Officials with the Florida Department of Transportation have received plenty of criticism from upset Tampa residents about the proposed multibillion-dollar Tampa Bay Express project slated to begin construction in the next couple of years.
But for the first times in the past year since the plan to build toll lanes along Interstates 275, 4 and 75 was unveiled, those officials received an earful of criticism from public officials on Thursday.
Zenia Gallo, Project Manager and Sr. Right of Way Agent at FDOT, was explaining to the Tampa City Council the criteria for compensation people for their taking of their properties when councilman Frank Reddick interjected.
“What do you say about people living in their homes for 30 or 40 years, and all of a sudden they can be moved by eminent domain?” he asked Gallo. “Do you have any compassion for those people? What do you think about the psychological affect on these families? I don’t want to hear about all of this money talk.”
“I don’t know if the DOT is thinking about all of these things, but to stand here and put all of this emphasis on money? That’s not important,” Reddick continued. “What’s important is you’re dividing families. What’s important is your taking away businesses. You gotta think about the personal sacrifices.”
FDOT officials said as of today, they are looking at approximately 140 families and 33 businesses being uprooted for the planned expansion of the interstates, though there is not a due date when actual construction will begin.
Hundreds of residents in the affected communities of Tampa Heights, Seminole Heights and V.M. Ybor have continued to attend meetings and held monthly protests to resist the project, and the council as a whole on Thursday expressed their frustration with the department’s emphasis on toll roads vs. providing for mass transit for the city.
“If we’re going to spend billions of dollars, why don’t we invest those billions of dollars into transportation?” asked Councilman Charlie Miranda.
Councilwoman Lisa Montelione zeroed in on whether or not FDOT officials have been in contact with those households.
Gallo replied that there hasn’t been an urgency to such communications, since families only voluntarily are being asked if they would like to move, with the construction date yet unknown.
“You need to talk to these people individually maybe one-on-one so they can make education decisions,” Montelione countered. “When we talk about families and how those families are affected, we’re not talking about real estate, we’re talking about lives and paths and opportunities.” She went on to suggest that the state agency hire Urban Studies interns from USF to knock and doors of those families that will ultimately be affected to appraise them of the situation, so they can make adequate plans.
Three members of the Council -Montelione, Harry Cohen and Guido Maniscalco, sit on the Hillsborough County Metropolitan Organization board. Last August, Montelione and Cohen voted with the majority of their colleagues to include the TBX into what is called the MPO’s Transportation Improvement Project (TIP).

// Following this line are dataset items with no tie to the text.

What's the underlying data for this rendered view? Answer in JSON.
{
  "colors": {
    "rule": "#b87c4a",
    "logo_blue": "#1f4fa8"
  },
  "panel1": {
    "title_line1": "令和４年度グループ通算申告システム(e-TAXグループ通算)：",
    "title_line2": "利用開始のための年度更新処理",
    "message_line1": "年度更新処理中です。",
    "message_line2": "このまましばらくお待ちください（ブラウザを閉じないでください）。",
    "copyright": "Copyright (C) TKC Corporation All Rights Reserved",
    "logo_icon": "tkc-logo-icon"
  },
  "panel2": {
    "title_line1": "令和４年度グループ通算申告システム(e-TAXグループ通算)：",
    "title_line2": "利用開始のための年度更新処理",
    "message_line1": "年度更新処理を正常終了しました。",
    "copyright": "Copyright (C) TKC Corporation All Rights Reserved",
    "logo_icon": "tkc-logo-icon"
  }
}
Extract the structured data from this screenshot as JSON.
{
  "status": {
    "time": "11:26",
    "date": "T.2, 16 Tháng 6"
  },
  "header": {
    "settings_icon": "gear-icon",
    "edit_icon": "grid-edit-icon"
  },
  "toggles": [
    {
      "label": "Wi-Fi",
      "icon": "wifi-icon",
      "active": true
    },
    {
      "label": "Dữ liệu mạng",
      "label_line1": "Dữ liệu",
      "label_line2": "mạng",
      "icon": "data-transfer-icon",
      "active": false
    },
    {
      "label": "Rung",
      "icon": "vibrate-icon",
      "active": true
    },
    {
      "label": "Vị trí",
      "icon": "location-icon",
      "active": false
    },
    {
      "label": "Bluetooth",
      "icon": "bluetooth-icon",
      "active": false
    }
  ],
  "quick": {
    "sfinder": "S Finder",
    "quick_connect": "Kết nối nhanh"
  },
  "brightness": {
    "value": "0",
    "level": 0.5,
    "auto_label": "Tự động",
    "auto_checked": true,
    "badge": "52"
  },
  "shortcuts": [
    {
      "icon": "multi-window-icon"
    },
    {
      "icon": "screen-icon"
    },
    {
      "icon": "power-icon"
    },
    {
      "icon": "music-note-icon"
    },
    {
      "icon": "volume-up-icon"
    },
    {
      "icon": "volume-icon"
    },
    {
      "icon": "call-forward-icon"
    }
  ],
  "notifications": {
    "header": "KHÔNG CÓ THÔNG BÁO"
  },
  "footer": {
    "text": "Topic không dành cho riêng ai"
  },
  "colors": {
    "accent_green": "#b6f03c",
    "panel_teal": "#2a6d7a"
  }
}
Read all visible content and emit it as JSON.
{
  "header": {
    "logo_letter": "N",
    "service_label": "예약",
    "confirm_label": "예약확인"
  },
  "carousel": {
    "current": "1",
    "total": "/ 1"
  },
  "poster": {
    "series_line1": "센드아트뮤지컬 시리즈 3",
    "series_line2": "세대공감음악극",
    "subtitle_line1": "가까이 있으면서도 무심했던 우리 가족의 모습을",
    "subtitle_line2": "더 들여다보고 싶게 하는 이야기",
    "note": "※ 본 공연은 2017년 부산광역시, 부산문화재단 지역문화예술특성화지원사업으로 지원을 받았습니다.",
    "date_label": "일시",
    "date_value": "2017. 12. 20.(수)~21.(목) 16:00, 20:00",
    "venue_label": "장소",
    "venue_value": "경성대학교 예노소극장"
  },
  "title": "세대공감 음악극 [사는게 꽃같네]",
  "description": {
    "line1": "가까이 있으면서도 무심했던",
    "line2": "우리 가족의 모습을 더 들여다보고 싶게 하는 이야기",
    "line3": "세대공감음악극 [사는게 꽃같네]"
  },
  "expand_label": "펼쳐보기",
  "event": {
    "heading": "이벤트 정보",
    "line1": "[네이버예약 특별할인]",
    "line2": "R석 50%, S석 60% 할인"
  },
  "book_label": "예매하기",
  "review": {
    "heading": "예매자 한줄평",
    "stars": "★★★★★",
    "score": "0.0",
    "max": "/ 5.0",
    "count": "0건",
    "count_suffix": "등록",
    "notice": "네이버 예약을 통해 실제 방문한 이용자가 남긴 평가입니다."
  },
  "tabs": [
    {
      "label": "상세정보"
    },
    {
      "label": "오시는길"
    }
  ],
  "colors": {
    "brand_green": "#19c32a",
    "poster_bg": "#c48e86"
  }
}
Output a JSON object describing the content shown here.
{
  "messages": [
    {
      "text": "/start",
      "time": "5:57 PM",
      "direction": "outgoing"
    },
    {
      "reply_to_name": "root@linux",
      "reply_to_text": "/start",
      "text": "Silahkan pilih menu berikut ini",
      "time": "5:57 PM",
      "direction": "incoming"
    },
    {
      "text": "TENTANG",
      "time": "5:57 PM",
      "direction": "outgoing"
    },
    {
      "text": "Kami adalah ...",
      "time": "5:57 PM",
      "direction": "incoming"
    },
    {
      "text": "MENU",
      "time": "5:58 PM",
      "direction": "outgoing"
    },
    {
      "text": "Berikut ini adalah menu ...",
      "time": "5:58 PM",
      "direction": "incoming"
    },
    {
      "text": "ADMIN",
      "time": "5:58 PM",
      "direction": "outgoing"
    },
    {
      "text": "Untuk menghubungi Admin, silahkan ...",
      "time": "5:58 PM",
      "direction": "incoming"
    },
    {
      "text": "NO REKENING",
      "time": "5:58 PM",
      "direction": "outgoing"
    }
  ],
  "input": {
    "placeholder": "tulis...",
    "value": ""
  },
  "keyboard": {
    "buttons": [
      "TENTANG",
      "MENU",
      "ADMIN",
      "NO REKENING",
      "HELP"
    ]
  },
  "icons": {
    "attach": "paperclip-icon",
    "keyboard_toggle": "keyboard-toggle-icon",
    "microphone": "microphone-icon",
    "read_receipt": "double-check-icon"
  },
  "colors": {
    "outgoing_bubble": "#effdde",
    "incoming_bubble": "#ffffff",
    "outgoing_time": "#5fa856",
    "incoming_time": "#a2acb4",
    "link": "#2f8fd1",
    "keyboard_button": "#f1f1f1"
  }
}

Maniscalco was the lone board member to dissent.
So does most of the business community, and Tampa International Airport CEO Joe Lopano, Port Director Paul Anderson, and Mayor Bob Buckhorn, who all say the project is a net plus in relieving traffic congestion and providing more transportation options for Tampa Bay area citizens.
If the TBX toll lanes plan goes forward, commuters would pay a toll that would escalate in price as the express lane fills up. It could take as long as a decade to come to completion.
But the project will come back before the MPO in June. Cohen pleaded for FDOT officials demonstrate a willingness to look at other alternatives to “how the urban project” is treated with TBX. “Because that is the number one issue that is standing in the way of getting some of the relief that we need for the airport, for the bridge and for some of the other areas that are affected by this project,” Cohen said.
Reddick said that if the DOT can’t come up with an alternative plan, the Council should vote to oppose the TBX project next month.